Cerrahi ve adjuvan tedavi birleştirebilir. Ameliyattan önce veya sonra yapılan kanser tedavisidir. Bu tedavileri yayılmış veya geri gelmiş kolon kanseri için de kullanabilirler. Tedaviler şunları içerebilir:

  • Kemoterapi : Tümörleri küçültmek ve kolon kanseri semptomlarını hafifletmek için kemoterapi ilaçları kullanabilir.
  • Hedefe yönelik tedavi : Bu tedavi, kolon kanseri hücrelerinin büyümesine ve çoğalmasına yardımcı olan genleri, proteinleri ve dokuları hedefler. Genellikle monoklonal antikor tedavisi adı verilen bir tür hedefe yönelik tedavi kullanır. Bu terapi, kanser hücreleri veya kanser hücrelerinin büyümesine yardımcı olan hücreler üzerindeki belirli hedeflere bağlanan laboratuvarda oluşturulmuş antikorları kullanır. Antikorlar kanser hücrelerini öldürür.

Kolon kanseri için hayatta kalma oranları nelerdir?

ABD Ulusal Kanser Enstitüsü verileri, genel olarak kolorektal kanserli kişilerin %65’inin teşhisten beş yıl sonra hayatta olduğunu gösteriyor. (Hayatta kalma oranı, belirli kanser türlerine sahip kişilerin deneyimlerine dayanan bir tahmindir.)

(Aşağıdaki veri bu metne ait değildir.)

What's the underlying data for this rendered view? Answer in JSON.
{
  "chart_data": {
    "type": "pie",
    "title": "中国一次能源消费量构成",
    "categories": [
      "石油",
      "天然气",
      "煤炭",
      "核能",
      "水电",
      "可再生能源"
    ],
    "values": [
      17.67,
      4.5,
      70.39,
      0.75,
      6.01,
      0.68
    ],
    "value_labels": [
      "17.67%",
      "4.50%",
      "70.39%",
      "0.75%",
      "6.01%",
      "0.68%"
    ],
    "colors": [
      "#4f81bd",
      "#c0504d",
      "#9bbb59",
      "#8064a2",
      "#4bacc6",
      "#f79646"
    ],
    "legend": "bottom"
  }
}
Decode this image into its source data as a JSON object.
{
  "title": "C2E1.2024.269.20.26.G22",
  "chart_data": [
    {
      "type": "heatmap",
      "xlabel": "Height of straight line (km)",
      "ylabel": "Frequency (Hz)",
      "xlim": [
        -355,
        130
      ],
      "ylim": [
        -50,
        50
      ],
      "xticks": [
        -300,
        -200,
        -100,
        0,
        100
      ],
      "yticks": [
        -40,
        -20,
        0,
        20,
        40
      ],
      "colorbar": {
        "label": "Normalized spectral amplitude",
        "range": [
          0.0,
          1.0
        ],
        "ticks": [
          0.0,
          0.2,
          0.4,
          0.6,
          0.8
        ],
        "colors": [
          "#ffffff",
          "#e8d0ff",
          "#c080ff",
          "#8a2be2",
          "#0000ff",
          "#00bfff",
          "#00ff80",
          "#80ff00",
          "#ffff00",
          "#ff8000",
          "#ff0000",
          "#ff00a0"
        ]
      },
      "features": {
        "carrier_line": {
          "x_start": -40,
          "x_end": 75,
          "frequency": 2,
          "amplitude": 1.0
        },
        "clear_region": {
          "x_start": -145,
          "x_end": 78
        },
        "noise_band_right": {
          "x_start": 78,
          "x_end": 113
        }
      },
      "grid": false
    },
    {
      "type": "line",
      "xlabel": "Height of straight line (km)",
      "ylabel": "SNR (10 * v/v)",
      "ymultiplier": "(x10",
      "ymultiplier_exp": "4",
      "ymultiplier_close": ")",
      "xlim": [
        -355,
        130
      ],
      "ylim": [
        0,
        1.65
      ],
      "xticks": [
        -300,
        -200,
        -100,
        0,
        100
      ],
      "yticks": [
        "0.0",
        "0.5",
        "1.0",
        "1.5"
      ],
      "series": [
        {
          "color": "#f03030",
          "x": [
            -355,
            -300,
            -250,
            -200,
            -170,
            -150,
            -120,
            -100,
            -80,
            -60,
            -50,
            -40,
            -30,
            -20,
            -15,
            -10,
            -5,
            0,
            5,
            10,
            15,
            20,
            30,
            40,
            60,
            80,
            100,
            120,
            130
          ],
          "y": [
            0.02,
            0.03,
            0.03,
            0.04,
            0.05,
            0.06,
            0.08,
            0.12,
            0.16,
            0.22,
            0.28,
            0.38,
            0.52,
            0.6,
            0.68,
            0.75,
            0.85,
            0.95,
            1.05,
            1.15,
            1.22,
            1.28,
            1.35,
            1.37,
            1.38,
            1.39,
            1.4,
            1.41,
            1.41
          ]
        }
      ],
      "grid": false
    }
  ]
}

Ulusal Kanser Enstitüsü ve Amerikan Kanser Derneği’ne göre , kolon kanseri ile yaşayan insanlar için beş yıllık sağkalım oranları:

  • Aşama 1: %92
  • Aşama 2: %63 ila %87
  • Aşama 3: %53 ila %69
  • Aşama 4: %11

Ulusal Kanser Enstitüsü’nün kanser veritabanında verilerin mevcut olduğu en son yıl olan 2014’te, kolon kanseri için beş yıllık sağkalım oranı %63,9’dur. Bu, kolon kanseri teşhisi konan kişilerin yaklaşık %64’ünün beş yıl sonra hayatta olduğu anlamına gelir.

Kolorektal kanser sağkalım oranları, teşhis anındaki kanser evresine göre değişir. Örneğin, yakın dokulara, organlara veya lenf düğümlerine yayılmış kolorektal kanseri olan kişilerin %73’ü teşhisten beş yıl sonra yaşıyordu. Kanser uzak bir organa veya lenf düğümüne yayılırsa, bu beş yıllık sağkalım oranı %17’ye düşer.

Hayatta kalma oranı, sonuçlara dayalı bir tahmindir – insanların belirli bir kanser türü için tedaviden sonra ne kadar yaşadıkları. Bu durumda hayatta kalma oranları, yalnızca kolon kanserine değil, kolorektal kanseri olan büyük insan gruplarının deneyimlerine dayanmaktadır. Ek olarak, birçok şey kolon kanseri sağkalım oranlarını etkiler. Bu duruma sahipseniz, doktorunuz, neler bekleyebileceğiniz konusunda bilgi için en iyi kaynağınızdır.